[PATCH rfc 0/6] convert nvme pci to use irq-poll service

Wed Oct 5 15:49:57 PDT 2016

On Thu, Oct 06, 2016 at 12:55:07AM +0300, Sagi Grimberg wrote:
> 
> > > I ran some tests with this and it seemed to work pretty well with
> > > my low-end nvme devices. One phenomenon I've encountered was that
> > > for single core long queue-depth'ed randread workload I saw around
> > > ~8-10% iops decrease. However when running multi-core IO I didn't
> > > see any noticeable performance degradation. non-polling Canonical
> > > randread latency doesn't seem to be affected as well. And also
> > > polling mode IO is not affected as expected.
> > > 
> > > So in addition for review and feedback, this is a call for testing
> > > and benchmarking as this touches the critical data path.
> > 
> > Hi Sagi,
> > 
> > Just reconfirming your findings with another data point, I ran this on
> > controllers with 3D Xpoint media, and single depth 4k random read latency
> > increased almost 7%. I'll try see if there's anything else we can do to
> > bring that in.
> 
> Actually I didn't notice latency increase with QD=1 but I'm using
> low-end devices so I might have missed it.
> Did you use libaio or psync (for polling mode)?

I used 'sync' ioengine for random read.
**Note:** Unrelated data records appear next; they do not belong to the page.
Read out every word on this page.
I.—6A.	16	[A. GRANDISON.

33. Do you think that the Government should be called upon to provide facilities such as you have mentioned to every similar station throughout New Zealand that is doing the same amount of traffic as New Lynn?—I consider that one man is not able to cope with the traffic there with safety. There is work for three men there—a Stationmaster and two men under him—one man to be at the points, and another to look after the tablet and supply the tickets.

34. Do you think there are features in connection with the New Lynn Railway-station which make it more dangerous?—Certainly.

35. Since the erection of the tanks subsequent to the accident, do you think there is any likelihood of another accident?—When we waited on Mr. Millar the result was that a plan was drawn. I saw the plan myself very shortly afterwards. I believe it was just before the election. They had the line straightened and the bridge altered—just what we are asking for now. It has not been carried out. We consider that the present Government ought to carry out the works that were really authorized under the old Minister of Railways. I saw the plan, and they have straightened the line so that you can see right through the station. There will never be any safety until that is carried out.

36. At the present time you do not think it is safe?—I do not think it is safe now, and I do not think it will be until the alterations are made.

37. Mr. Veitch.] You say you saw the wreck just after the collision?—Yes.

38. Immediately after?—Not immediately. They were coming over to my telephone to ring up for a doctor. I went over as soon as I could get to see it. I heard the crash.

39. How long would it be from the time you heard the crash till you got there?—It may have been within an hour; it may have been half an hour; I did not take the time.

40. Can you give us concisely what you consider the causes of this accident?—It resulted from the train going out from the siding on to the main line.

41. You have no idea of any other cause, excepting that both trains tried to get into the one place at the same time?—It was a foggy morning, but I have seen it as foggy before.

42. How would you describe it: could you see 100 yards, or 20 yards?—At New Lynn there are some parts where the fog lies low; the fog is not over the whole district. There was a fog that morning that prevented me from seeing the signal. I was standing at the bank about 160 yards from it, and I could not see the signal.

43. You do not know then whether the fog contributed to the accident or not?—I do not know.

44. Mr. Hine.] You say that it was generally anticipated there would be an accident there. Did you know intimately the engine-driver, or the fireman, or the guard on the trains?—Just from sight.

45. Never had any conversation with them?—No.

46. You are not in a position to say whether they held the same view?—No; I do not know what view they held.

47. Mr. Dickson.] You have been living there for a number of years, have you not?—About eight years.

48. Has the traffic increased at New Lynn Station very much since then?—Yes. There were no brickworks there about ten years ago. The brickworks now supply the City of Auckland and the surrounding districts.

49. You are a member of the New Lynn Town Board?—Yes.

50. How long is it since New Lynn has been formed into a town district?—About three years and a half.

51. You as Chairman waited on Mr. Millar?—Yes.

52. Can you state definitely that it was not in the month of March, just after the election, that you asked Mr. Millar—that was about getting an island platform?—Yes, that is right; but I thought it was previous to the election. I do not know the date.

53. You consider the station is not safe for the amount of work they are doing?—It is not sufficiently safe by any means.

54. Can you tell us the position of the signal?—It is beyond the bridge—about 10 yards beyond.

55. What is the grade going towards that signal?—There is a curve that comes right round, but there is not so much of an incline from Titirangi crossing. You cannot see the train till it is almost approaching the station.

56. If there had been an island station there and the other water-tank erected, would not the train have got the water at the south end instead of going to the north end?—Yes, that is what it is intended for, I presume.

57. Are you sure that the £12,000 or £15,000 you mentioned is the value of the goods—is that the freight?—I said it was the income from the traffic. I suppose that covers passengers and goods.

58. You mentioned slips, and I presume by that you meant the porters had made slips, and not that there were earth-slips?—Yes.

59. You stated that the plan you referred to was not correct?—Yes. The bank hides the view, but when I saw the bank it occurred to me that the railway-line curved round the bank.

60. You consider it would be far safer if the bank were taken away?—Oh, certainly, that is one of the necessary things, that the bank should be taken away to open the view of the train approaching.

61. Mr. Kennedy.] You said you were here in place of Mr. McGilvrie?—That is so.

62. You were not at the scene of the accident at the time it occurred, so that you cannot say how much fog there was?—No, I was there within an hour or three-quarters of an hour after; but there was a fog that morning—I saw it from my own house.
For sequential, I used 'dd',
and it showed the same difference.

If I use pvsync2 with --hipri in fio, then I see little to no difference.

> I'm a bit surprised that scheduling soft-irq (on the same core) is
> so expensive (the networking folks are using it all over...)
> Perhaps we need to look into napi and see if we're doing something
> wrong there...

The latency increase I observed was ~.5 microseconds. That may get lost
in the noise for most controllers. Maybe that's within the expected
increase using this soft-irq method?

> I wander if we kept the cq processing in queue_rq but budget it to
> something normally balanced? maybe poll budget to 4 completions?
>
> Does this have any effect with your Xpoint?

No difference with that.

I was actually never sure about having this opprotunistic polling in the
IO submission path. For one, it can create higher latency outliers if
a different controller's interrupt affinitized to the same CPU posted
a completion first.

Another thing we can do if we don't poll for completions in the submission
path is split the single q_lock into submission and completion locks. Then
we don't have to disable irq's in the submission path. I saw that demo'ed
a while ago, and it was a small micro-improvement, but never saw the
patch proposed on the public lists..

> --
> diff --git a/drivers/nvme/host/pci.c b/drivers/nvme/host/pci.c
> index 150941a1a730..28b33f518a3d 100644
> --- a/drivers/nvme/host/pci.c
> +++ b/drivers/nvme/host/pci.c
> @@ -608,6 +608,7 @@ static int nvme_queue_rq(struct blk_mq_hw_ctx *hctx,
>                 goto out;
>         }
>         __nvme_submit_cmd(nvmeq, &cmnd);
> +       __nvme_process_cq(nvmeq, 4);
>         spin_unlock_irq(&nvmeq->q_lock);
>         return BLK_MQ_RQ_QUEUE_OK;
>  out:
> --